O Instituto ÍNDIGO do PSL, realizou na tarde desta sexta-feira (27/8) mais uma rodada de diálogos setoriais para a construção da proposta de um novo sistema tributário para o Brasil, o Imposto Único Federal (IUF). O encontro contou com a participação de representantes de mais de 15 entidades representativas da indústria, comércio, tecnologia e serviços, que trabalham em conjunto para construir consensos em torno da proposta.

O evento foi aberto pelo superintendente do ÍNDIGO, professor Marcos Cintra, que elencou a invasão ao pacto federativo e o mito da não-cumulatividade como fatores que dificultam a conclusão de uma reforma tributária efetiva no Congresso Nacional. “O pacto federativo nos acompanha há mais 40 anos e não será modificado do dia para a noite. Além do mais, estados e municípios precisam preservar a independência de seu planejamento fiscal”, citou o ex-secretário da Receita Federal, que acrescentou ainda que “o imposto por valor agregado (IVA) representa um grande deslocamento de carga e prejudica bastante os setores intensivos em mão-de-obra, que não geram créditos tributários, justamente quando o Brasil precisa gerar empregos”.

Gilberto Alvarenga, que representou a Confederação Nacional do Comércio (CNC), acrescentou que o tributo sobre operações financeiras é moderno e eficiente, uma vez que “na nova economia, o software se sobrepõe ao hardware, e pode ter o domicílio fiscal em qualquer lugar do mundo sem ser tributado, atualmente”, mas pondera: “a alíquota única afasta a sensibilidade quanto a capacidade contributiva de cada cidadão. Não importa a renda, todos pagam igual sobre a compra de um bem ou serviço”.

Cintra argumentou que, por se tratar de um tributo proporcional, o IUF guarda relação direta com a capacidade de cada cidadão, porém, reconhece que a realidade de enorme desigualdade no Brasil deve ser considerada no sistema. “A progressividade é perfeitamente possível, num sistema que pode ter alíquotas diferentes para patamares distintos de volume de movimentação financeira”, conclui.

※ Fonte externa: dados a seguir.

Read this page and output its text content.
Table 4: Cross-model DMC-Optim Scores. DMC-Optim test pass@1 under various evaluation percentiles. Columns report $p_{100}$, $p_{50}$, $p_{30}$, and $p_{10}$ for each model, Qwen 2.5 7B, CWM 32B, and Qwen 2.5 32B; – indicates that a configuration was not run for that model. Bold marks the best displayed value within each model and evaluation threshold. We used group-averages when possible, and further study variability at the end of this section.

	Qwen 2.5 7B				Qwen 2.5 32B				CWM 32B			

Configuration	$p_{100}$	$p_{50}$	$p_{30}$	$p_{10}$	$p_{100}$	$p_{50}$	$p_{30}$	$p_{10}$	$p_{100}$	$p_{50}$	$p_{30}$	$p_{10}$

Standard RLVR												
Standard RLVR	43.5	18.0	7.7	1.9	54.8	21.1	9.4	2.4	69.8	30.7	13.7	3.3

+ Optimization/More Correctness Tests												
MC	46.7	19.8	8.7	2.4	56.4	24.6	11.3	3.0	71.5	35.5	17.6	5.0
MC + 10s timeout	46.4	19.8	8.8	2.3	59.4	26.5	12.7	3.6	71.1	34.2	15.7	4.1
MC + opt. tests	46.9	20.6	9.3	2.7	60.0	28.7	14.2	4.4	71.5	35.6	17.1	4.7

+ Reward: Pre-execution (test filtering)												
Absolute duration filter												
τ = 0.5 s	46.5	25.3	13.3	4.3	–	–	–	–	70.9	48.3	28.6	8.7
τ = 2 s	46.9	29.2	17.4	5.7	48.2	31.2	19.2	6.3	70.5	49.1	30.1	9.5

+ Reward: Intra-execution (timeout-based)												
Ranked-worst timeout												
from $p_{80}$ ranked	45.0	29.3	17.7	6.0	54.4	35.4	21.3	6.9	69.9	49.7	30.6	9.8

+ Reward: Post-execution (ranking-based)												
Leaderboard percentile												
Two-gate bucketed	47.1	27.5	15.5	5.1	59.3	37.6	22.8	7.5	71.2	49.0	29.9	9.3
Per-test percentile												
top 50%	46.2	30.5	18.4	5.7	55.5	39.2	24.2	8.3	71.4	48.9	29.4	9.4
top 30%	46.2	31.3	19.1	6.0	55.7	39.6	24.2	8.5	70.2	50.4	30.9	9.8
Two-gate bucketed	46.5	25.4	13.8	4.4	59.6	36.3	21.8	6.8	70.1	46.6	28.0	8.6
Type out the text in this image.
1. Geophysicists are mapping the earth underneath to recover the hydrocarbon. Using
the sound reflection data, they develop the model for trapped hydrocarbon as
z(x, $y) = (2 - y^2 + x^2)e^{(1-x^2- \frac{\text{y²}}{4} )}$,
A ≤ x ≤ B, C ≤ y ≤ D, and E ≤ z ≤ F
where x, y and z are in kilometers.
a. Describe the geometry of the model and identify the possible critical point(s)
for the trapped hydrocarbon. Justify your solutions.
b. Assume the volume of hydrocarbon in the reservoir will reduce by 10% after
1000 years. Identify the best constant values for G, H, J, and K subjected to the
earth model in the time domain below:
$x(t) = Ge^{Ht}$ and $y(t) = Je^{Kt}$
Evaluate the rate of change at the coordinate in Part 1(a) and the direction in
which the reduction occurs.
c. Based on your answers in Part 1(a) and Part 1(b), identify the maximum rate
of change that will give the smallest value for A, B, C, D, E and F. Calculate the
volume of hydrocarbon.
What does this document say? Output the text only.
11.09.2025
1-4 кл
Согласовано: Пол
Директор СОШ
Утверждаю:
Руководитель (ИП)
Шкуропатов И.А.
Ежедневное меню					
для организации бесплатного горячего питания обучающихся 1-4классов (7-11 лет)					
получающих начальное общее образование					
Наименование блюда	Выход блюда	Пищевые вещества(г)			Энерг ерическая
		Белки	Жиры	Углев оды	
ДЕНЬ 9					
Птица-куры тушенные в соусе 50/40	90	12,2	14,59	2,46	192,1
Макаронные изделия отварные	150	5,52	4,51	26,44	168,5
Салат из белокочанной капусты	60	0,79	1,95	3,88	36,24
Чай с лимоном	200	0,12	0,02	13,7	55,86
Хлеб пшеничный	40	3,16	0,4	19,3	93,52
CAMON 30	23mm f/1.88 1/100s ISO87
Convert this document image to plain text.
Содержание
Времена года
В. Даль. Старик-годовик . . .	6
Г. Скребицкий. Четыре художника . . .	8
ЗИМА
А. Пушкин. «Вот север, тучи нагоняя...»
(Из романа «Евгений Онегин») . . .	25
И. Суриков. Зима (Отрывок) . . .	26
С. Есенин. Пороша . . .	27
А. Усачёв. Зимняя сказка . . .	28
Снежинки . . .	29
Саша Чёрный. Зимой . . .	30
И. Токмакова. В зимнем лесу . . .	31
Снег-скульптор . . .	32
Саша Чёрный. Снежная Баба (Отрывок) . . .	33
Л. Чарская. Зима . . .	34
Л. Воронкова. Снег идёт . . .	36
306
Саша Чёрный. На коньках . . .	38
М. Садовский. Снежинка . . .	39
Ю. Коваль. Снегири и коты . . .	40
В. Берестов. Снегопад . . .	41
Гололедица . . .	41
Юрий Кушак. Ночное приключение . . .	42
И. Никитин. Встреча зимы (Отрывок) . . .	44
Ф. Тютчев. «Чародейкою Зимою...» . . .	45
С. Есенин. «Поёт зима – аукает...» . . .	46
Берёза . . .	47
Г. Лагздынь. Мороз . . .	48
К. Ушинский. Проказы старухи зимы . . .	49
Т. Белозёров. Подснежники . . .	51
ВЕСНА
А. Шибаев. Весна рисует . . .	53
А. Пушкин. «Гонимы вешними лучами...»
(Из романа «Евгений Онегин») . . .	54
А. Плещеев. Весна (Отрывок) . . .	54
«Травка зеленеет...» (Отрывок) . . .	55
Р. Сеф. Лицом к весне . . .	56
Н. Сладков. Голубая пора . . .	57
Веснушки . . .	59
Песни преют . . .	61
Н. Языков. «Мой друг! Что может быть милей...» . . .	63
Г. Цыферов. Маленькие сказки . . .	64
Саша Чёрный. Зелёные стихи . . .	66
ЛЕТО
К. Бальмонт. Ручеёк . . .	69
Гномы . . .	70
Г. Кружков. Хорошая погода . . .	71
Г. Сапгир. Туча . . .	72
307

Um dos aspectos mais discutidos, é a extensão da redução de tributos para os empregados, com a desoneração da contribuição por parte do trabalhador. Segundo Edison João, da Associação Nacional Profissionais e Empresas Promotoras de Crédito e Correspondentes, o projeto depende também do apoio da população. Cintra complementa que o IUF também é essencial para o financiamento da Previdência, pois, “a base formal que financia a Previdência está desaparecendo com a ‘uberização’ da economia”.

A formulação do projeto conciliará, na próxima etapa, todas as contribuições dos participantes do evento, que representaram diversos setores da economia, para a formulação conjunta da proposta final do Imposto Único Federal.